Investment in 'smart' infrastructure will deliver more for the UK in the future as well as boost economic growth by exporting expertise, according to a report published this month by the Royal Academy of Engineering, with input from the Transport KTN.

Infrastructure within the UK is becoming smarter, but barriers preventing further integration and smartening of systems should be overcome to bring many economic and societal benefits.

The Academy's report, Smart infrastructure: the future, presents a consensus of what is meant by 'smart' infrastructure.  It identifies some future opportunities for present applications of smarter technology in different industries, and outlnes some barriers to this success.

What can Smart Infrastructure do?

Smart infrastructure responds intelligently to changes in its environment, including user demands and other infrastructure such as sensor and communications networks, travel and transport consumer behaviour and energy systems, to achieve an improved performance.   This feedback loop supplies data and information to integrated systems,  providing knowledge for enhanced human and automatic decision making, actions and behaviours, ultimately adding value to the entire process.

How do we make it happen?

The report concludes that this "smartness" has the potential to provide many economic and societal benefits.   In order to capitalise on this, organisations need to become more open in their communications with each other, users and government, and government needs to ensure that adequate investment is made in this potentially high value, exportable market.

Leading the way

We all have a part to play in this - the first step on any journey may be the most difficult, but it's only one step. And if you're there first, you're leading the way, just with one step.

Download the report and tell us what you're doing....

 

source: ITS UK

Comments

Comments

3 people have had something to say so far

Induction charging technology will indeed play a huge role in the low carbon transport use in a very new future.
http://thoughts.arup.com/post/details/142/haloipt-acquisition-good-news-for-the-­environment
Posted on 27/01/12 15:31.
An interesting and concise report. It is particularly interesting to see the potential benefits of 'smart' infrastructure and what it could offer, as well as its challenges, in light of the recently released Climate Change Risk Assessment: http://www.defra.gov.uk/environment/climate/government/risk-assessment/

The sections on risks to buildings and infrastucture are very relevant.
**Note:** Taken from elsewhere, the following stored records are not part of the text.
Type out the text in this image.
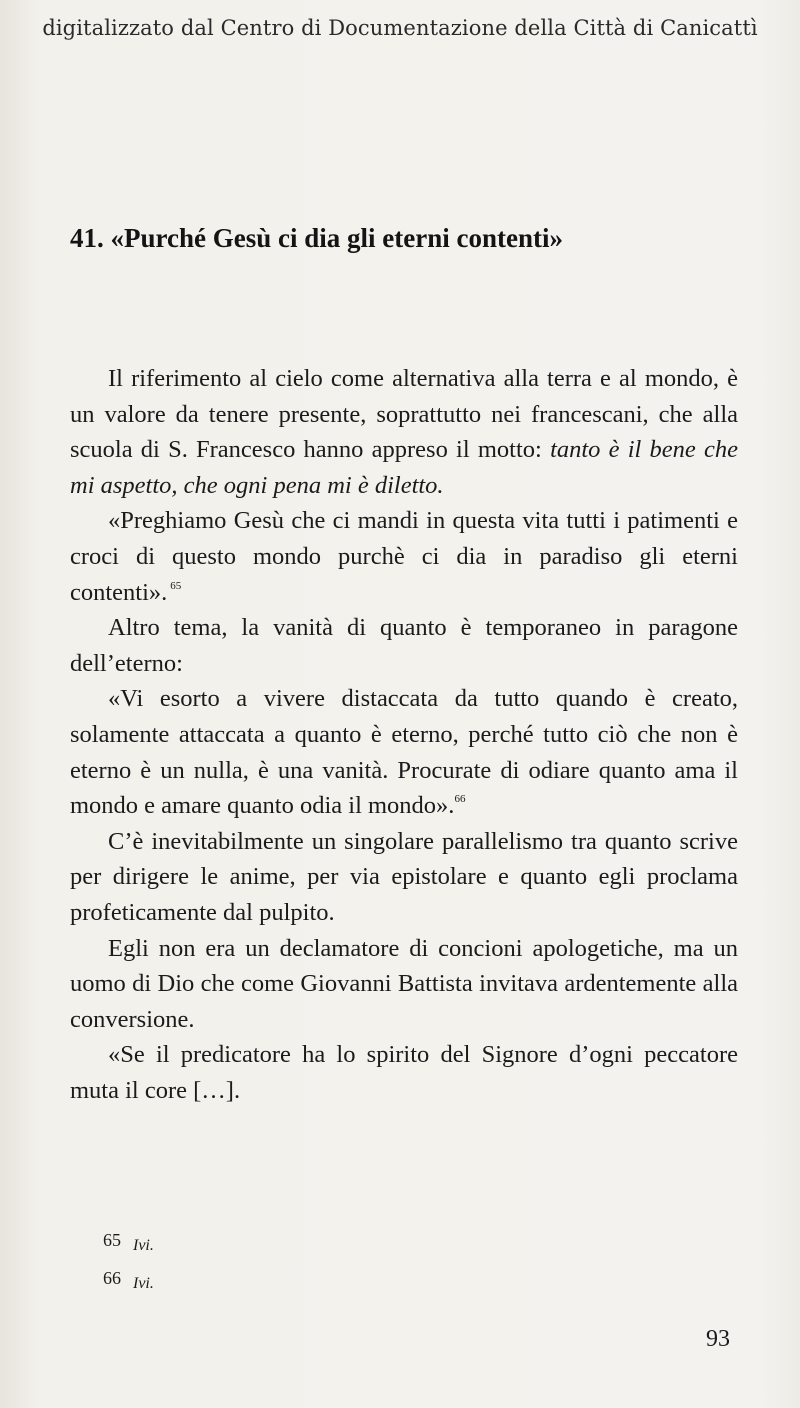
digitalizzato dal Centro di Documentazione della Città di Canicattì
41. «Purché Gesù ci dia gli eterni contenti»

Il riferimento al cielo come alternativa alla terra e al mondo, è un valore da tenere presente, soprattutto nei francescani, che alla scuola di S. Francesco hanno appreso il motto: tanto è il bene che mi aspetto, che ogni pena mi è diletto.

«Preghiamo Gesù che ci mandi in questa vita tutti i patimenti e croci di questo mondo purchè ci dia in paradiso gli eterni contenti». $^{65}$

Altro tema, la vanità di quanto è temporaneo in paragone dell’eterno:

«Vi esorto a vivere distaccata da tutto quando è creato, solamente attaccata a quanto è eterno, perché tutto ciò che non è eterno è un nulla, è una vanità. Procurate di odiare quanto ama il mondo e amare quanto odia il mondo».$^{66}$

C’è inevitabilmente un singolare parallelismo tra quanto scrive per dirigere le anime, per via epistolare e quanto egli proclama profeticamente dal pulpito.

Egli non era un declamatore di concioni apologetiche, ma un uomo di Dio che come Giovanni Battista invitava ardentemente alla conversione.

«Se il predicatore ha lo spirito del Signore d’ogni peccatore muta il core […].

65 Ivi.
66 Ivi.
93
Could we see more of this smart approach in the forthcoming National Adaptation Programme, or will the inherent vulnerabilities described by the RAE report prove too great for Government to promote more automation and combined systems?
Posted on 30/01/12 12:26.
Thanks for the feedback, Owen. Could you explain what smart approach you are referring to that could be reflected in the National Adaptation Programme (http://engage.defra.gov.uk/nap/) ? Automation and combined systems are, along with many others, building blocks towards intelligent mobility in an integrated transport system. Anything that can be done to encourage more intelligent, sustainable mobility of people and goods would surely be a Good Thing.
Posted on 30/01/12 16:40 in reply to Owen Peat.